On determining the shape of matter distributions

TL;DR

This paper critically examines methods for determining the shape of matter distributions in cosmological simulations, identifying biases in common techniques and proposing an improved method using ellipsoidal shells without weighting.

Contribution

It introduces a bias-free method for local shape determination of matter distributions using ellipsoidal shells and subhalo removal, improving accuracy over previous techniques.

Findings

Common methods with weighted volumes lead to biased shape measurements.

Using unweighted ellipsoidal shells reduces bias and preserves shape details.
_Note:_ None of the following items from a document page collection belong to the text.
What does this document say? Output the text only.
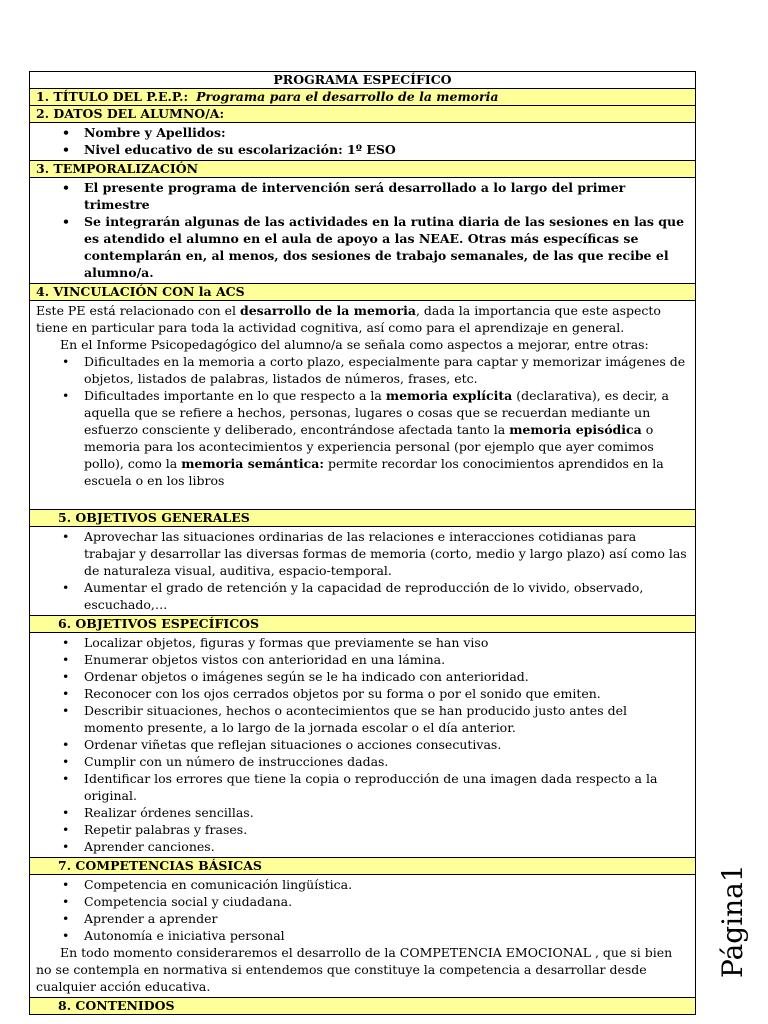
PROGRAMA ESPECÍFICO
1. TÍTULO DEL P.E.P.: Programa para el desarrollo de la memoria
2. DATOS DEL ALUMNO/A:
• Nombre y Apellidos:
• Nivel educativo de su escolarización: 1º ESO
3. TEMPORALIZACIÓN
• El presente programa de intervención será desarrollado a lo largo del primer trimestre
• Se integrarán algunas de las actividades en la rutina diaria de las sesiones en las que es atendido el alumno en el aula de apoyo a las NEAE. Otras más específicas se contemplarán en, al menos, dos sesiones de trabajo semanales, de las que recibe el alumno/a.
4. VINCULACIÓN CON la ACS

Este PE está relacionado con el desarrollo de la memoria, dada la importancia que este aspecto tiene en particular para toda la actividad cognitiva, así como para el aprendizaje en general.

En el Informe Psicopedagógico del alumno/a se señala como aspectos a mejorar, entre otras:

• Dificultades en la memoria a corto plazo, especialmente para captar y memorizar imágenes de objetos, listados de palabras, listados de números, frases, etc.
• Dificultades importante en lo que respecto a la memoria explícita (declarativa), es decir, a aquella que se refiere a hechos, personas, lugares o cosas que se recuerdan mediante un esfuerzo consciente y deliberado, encontrándose afectada tanto la memoria episódica o memoria para los acontecimientos y experiencia personal (por ejemplo que ayer comimos pollo), como la memoria semántica: permite recordar los conocimientos aprendidos en la escuela o en los libros
5. OBJETIVOS GENERALES
• Aprovechar las situaciones ordinarias de las relaciones e interacciones cotidianas para trabajar y desarrollar las diversas formas de memoria (corto, medio y largo plazo) así como las de naturaleza visual, auditiva, espacio-temporal.
• Aumentar el grado de retención y la capacidad de reproducción de lo vivido, observado, escuchado,…
6. OBJETIVOS ESPECÍFICOS
• Localizar objetos, figuras y formas que previamente se han viso
• Enumerar objetos vistos con anterioridad en una lámina.
• Ordenar objetos o imágenes según se le ha indicado con anterioridad.
• Reconocer con los ojos cerrados objetos por su forma o por el sonido que emiten.
• Describir situaciones, hechos o acontecimientos que se han producido justo antes del momento presente, a lo largo de la jornada escolar o el día anterior.
• Ordenar viñetas que reflejan situaciones o acciones consecutivas.
• Cumplir con un número de instrucciones dadas.
• Identificar los errores que tiene la copia o reproducción de una imagen dada respecto a la original.
• Realizar órdenes sencillas.
• Repetir palabras y frases.
• Aprender canciones.
7. COMPETENCIAS BÁSICAS
• Competencia en comunicación lingüística.
• Competencia social y ciudadana.
• Aprender a aprender
• Autonomía e iniciativa personal

En todo momento consideraremos el desarrollo de la COMPETENCIA EMOCIONAL , que si bien no se contempla en normativa si entendemos que constituye la competencia a desarrollar desde cualquier acción educativa.

8. CONTENIDOS
Página1
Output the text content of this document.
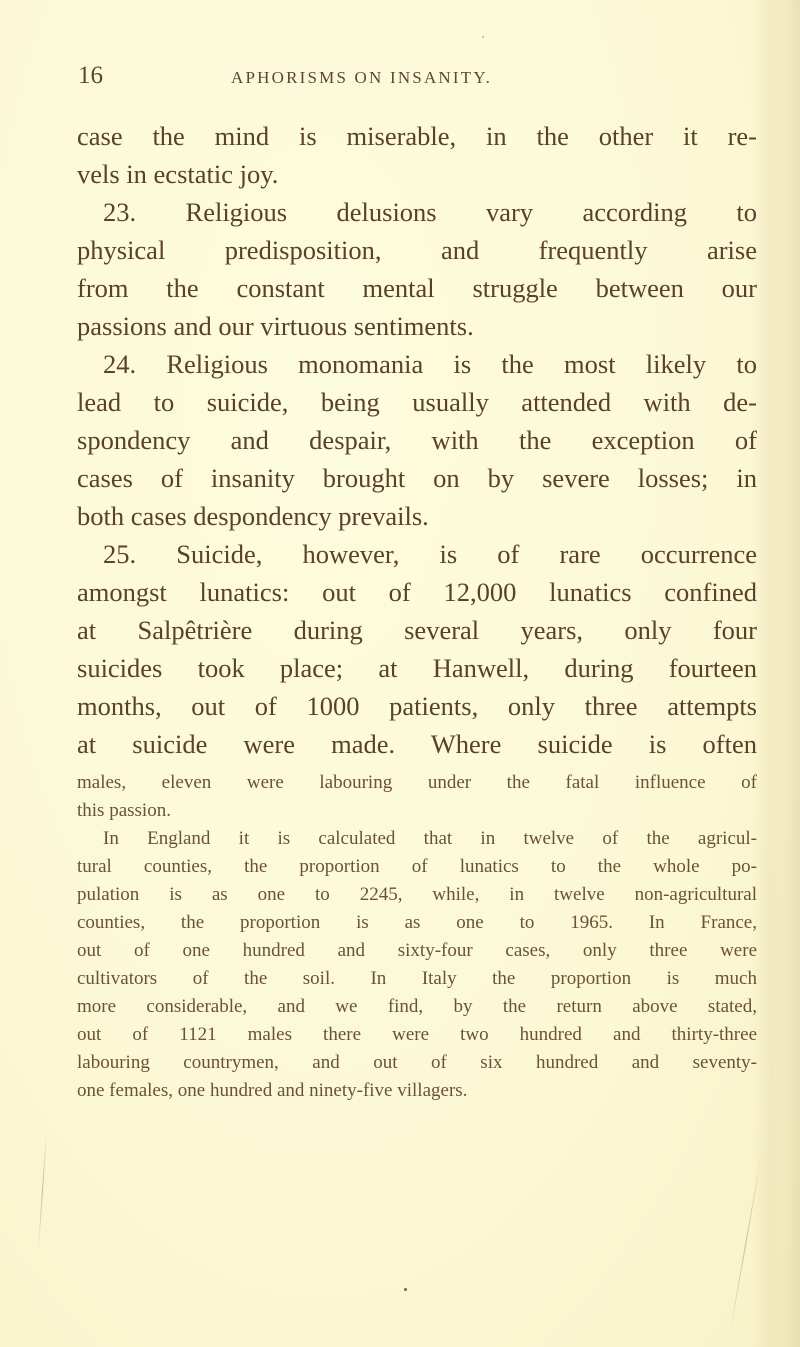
16	APHORISMS ON INSANITY.
case the mind is miserable, in the other it re-
vels in ecstatic joy.
23. Religious delusions vary according to
physical predisposition, and frequently arise
from the constant mental struggle between our
passions and our virtuous sentiments.
24. Religious monomania is the most likely to
lead to suicide, being usually attended with de-
spondency and despair, with the exception of
cases of insanity brought on by severe losses; in
both cases despondency prevails.
25. Suicide, however, is of rare occurrence
amongst lunatics: out of 12,000 lunatics confined
at Salpêtrière during several years, only four
suicides took place; at Hanwell, during fourteen
months, out of 1000 patients, only three attempts
at suicide were made. Where suicide is often
males, eleven were labouring under the fatal influence of
this passion.
In England it is calculated that in twelve of the agricul-
tural counties, the proportion of lunatics to the whole po-
pulation is as one to 2245, while, in twelve non-agricultural
counties, the proportion is as one to 1965. In France,
out of one hundred and sixty-four cases, only three were
cultivators of the soil. In Italy the proportion is much
more considerable, and we find, by the return above stated,
out of 1121 males there were two hundred and thirty-three
labouring countrymen, and out of six hundred and seventy-
one females, one hundred and ninety-five villagers.
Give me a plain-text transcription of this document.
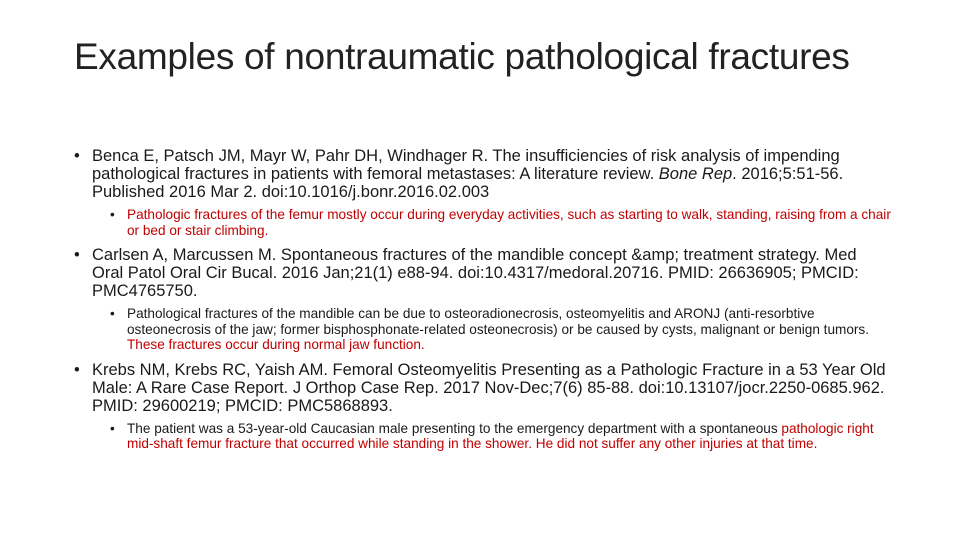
Examples of nontraumatic pathological fractures
• Benca E, Patsch JM, Mayr W, Pahr DH, Windhager R. The insufficiencies of risk analysis of impending pathological fractures in patients with femoral metastases: A literature review. Bone Rep. 2016;5:51-56. Published 2016 Mar 2. doi:10.1016/j.bonr.2016.02.003
• Pathologic fractures of the femur mostly occur during everyday activities, such as starting to walk, standing, raising from a chair or bed or stair climbing.
• Carlsen A, Marcussen M. Spontaneous fractures of the mandible concept &amp; treatment strategy. Med Oral Patol Oral Cir Bucal. 2016 Jan;21(1) e88-94. doi:10.4317/medoral.20716. PMID: 26636905; PMCID: PMC4765750.
• Pathological fractures of the mandible can be due to osteoradionecrosis, osteomyelitis and ARONJ (anti-resorbtive osteonecrosis of the jaw; former bisphosphonate-related osteonecrosis) or be caused by cysts, malignant or benign tumors. These fractures occur during normal jaw function.
• Krebs NM, Krebs RC, Yaish AM. Femoral Osteomyelitis Presenting as a Pathologic Fracture in a 53 Year Old Male: A Rare Case Report. J Orthop Case Rep. 2017 Nov-Dec;7(6) 85-88. doi:10.13107/jocr.2250-0685.962. PMID: 29600219; PMCID: PMC5868893.
• The patient was a 53-year-old Caucasian male presenting to the emergency department with a spontaneous pathologic right mid-shaft femur fracture that occurred while standing in the shower. He did not suffer any other injuries at that time.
Removing subhalos enhances the accuracy of shape determination.

Abstract

A basic property of objects, like galaxies and halos that form in cosmological structure formation simulations, is their shape. Here, we critically investigate shape determination methods that are commonly used in the literature. It is found that using an enclosed integration volume and weight factors r^{-2} and r_{ell}^{-2} (elliptical radius) for the contribution of each particle or volume element in the shape tensor leads to biased axis ratios and smoothing of details when calculating the local shape as a function of distance from the center. To determine the local shape of matter distributions as a function of distance for well resolved objects (typically more than O(10^4) particles), we advocate a method that (1) uses an ellipsoidal shell (homoeoid) as an integration volume without any weight factors in the shape tensor and (2) removes subhalos.